Federal and state governments are responsible for safeguarding the food supply, but farmers are responsible for growing food safely. We make sure we use crop protectants effectively and safely, in amounts that are no more than what is necessary to combat pests and diseases.
Farmers work hard to gain the knowledge, training and skill to use chemicals safely and responsibly. Many farmers learned from their parents and have a lot of experience. But like other professionals, they also go to college, attend seminars and work with consultants. They are professionals in what they do.
Food-borne illnesses can occur anytime food is involved, So basic sound food practices should always be followed, whether the food is being prepared at a restaurant, at home or at a church picnic.
Proper food storage, processing and handling eliminates most, if not all, food- borne risks. Through cooking has proved an adequate safeguard. Food should always be properly refrigerated. Raw meat products should be segregated from cooked products. Perhaps most important, when in doubt, throw it out.
The basic products farmers produce are not usually the source of bacterial diseases. After the products leave the farm, however, meat, milk and other high- protein foods, on occasion, can be subject to contamination during processing, handling, storing and the actual preparation of the food.
New food safety standards have been put in place by the federal government to further ensure the food we eat is safe.
Integrated Pest Management (IPM)
American farmers fully support practices that enable them to reduce pesticide use.

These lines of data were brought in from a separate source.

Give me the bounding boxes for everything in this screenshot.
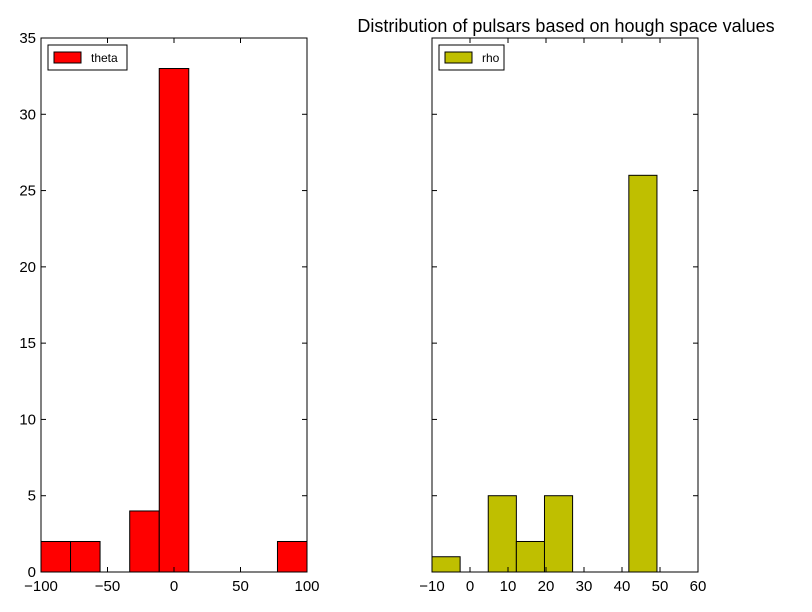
legend-swatch bbox=[444, 51, 473, 64]
y-tick-label: 10 bbox=[19, 411, 36, 428]
x-tick-label: 10 bbox=[500, 578, 517, 595]
histogram-bar bbox=[70, 540, 101, 573]
x-tick-label: 20 bbox=[538, 578, 555, 595]
y-tick-label: 35 bbox=[19, 30, 36, 47]
y-tick-label: 25 bbox=[19, 183, 36, 200]
rho-histogram: −10 0 10 20 30 40 50 60 Distribution of pulsars … bbox=[357, 16, 774, 595]
chart-title: Distribution of pulsars based on hough s… bbox=[357, 16, 774, 36]
axes-frame bbox=[431, 37, 699, 573]
histogram-bar bbox=[158, 68, 190, 573]
theta-histogram: −100 −50 0 50 100 0 5 10 15 20 25 30 35 theta bbox=[19, 30, 319, 595]
histogram-bar bbox=[628, 174, 658, 573]
x-tick-label: 0 bbox=[170, 578, 178, 595]
histogram-bar bbox=[543, 495, 574, 573]
legend: theta bbox=[47, 44, 128, 71]
histogram-bar bbox=[276, 540, 308, 573]
histogram-bar bbox=[515, 540, 545, 573]
x-tick-label: 30 bbox=[576, 578, 593, 595]
y-tick-label: 20 bbox=[19, 259, 36, 276]
y-tick-label: 15 bbox=[19, 335, 36, 352]
legend-label: rho bbox=[482, 51, 500, 65]
x-tick-label: 100 bbox=[294, 578, 319, 595]
x-tick-label: 50 bbox=[232, 578, 249, 595]
y-tick-label: 0 bbox=[28, 564, 36, 581]
x-tick-label: −50 bbox=[95, 578, 120, 595]
y-tick-label: 5 bbox=[28, 488, 36, 505]
legend-swatch bbox=[53, 51, 82, 64]
legend-label: theta bbox=[91, 51, 118, 65]
x-tick-label: 50 bbox=[652, 578, 669, 595]
histogram-bar bbox=[487, 495, 517, 573]
x-tick-label: −10 bbox=[419, 578, 444, 595]
x-tick-label: 40 bbox=[614, 578, 631, 595]
x-tick-label: 60 bbox=[690, 578, 707, 595]
legend: rho bbox=[438, 44, 505, 71]
x-tick-label: −100 bbox=[24, 578, 58, 595]
histogram-bar bbox=[40, 540, 72, 573]
x-tick-label: 0 bbox=[466, 578, 474, 595]
histogram-bar bbox=[129, 510, 160, 573]
histogram-bar bbox=[431, 556, 461, 573]
y-tick-label: 30 bbox=[19, 106, 36, 123]
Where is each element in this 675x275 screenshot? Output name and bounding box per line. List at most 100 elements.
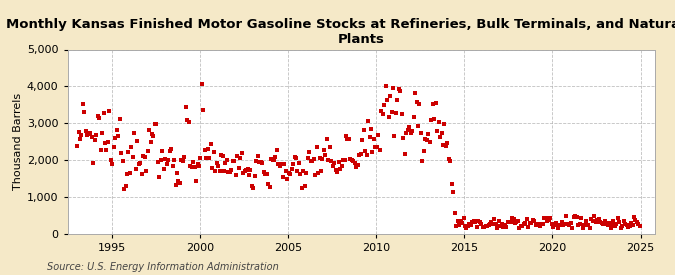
Point xyxy=(311,145,322,149)
Point xyxy=(407,128,418,133)
Point xyxy=(79,110,90,114)
Point xyxy=(213,164,223,169)
Point xyxy=(573,223,584,227)
Point xyxy=(557,220,568,224)
Point xyxy=(383,114,394,119)
Point xyxy=(95,148,106,153)
Point xyxy=(518,221,529,226)
Point xyxy=(612,216,623,221)
Point xyxy=(628,214,639,219)
Point xyxy=(391,111,402,115)
Point xyxy=(242,167,253,172)
Point xyxy=(582,222,593,227)
Point xyxy=(246,184,257,188)
Point xyxy=(276,161,287,166)
Point xyxy=(207,166,217,171)
Point xyxy=(86,135,97,139)
Point xyxy=(504,220,514,224)
Point xyxy=(192,161,203,166)
Point xyxy=(537,222,548,227)
Point xyxy=(236,151,247,155)
Point xyxy=(160,157,171,162)
Point xyxy=(167,164,178,168)
Point xyxy=(107,161,117,166)
Point xyxy=(209,149,219,154)
Point xyxy=(229,159,240,163)
Point xyxy=(471,225,482,229)
Point xyxy=(234,166,244,170)
Point xyxy=(464,222,475,227)
Point xyxy=(405,131,416,136)
Point xyxy=(367,150,378,154)
Point xyxy=(275,164,286,168)
Point xyxy=(256,161,267,165)
Point xyxy=(558,223,569,227)
Point xyxy=(467,220,478,225)
Point xyxy=(592,217,603,222)
Point xyxy=(239,169,250,174)
Point xyxy=(325,145,335,149)
Point xyxy=(330,168,341,172)
Point xyxy=(125,171,136,175)
Point xyxy=(123,150,134,155)
Point xyxy=(508,216,519,221)
Point xyxy=(151,122,162,126)
Point xyxy=(227,159,238,163)
Point xyxy=(201,155,212,160)
Point xyxy=(539,215,549,220)
Point xyxy=(178,159,188,163)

They’ve been using IPM tactics such as field scouting and even crop rotation for years. IPM is a management practice that uses cultural practices and natural pest enemies to reduce the use of crop protectants. They will continue to expand IPM use whenever possible.
As business people, farmers are interested in lowering costs associated with using crop protectants. IPM can help them do that. IPM, however, does not mean totally eliminating the use of crop protectants. Some are even used in conjunction with modern IPM techniques.
Farmers will continue to work with universities like NC State and researchers like those in the College of Agriculture and Life Sciences to develop new techniques that lessen the use and expense of crop protectants.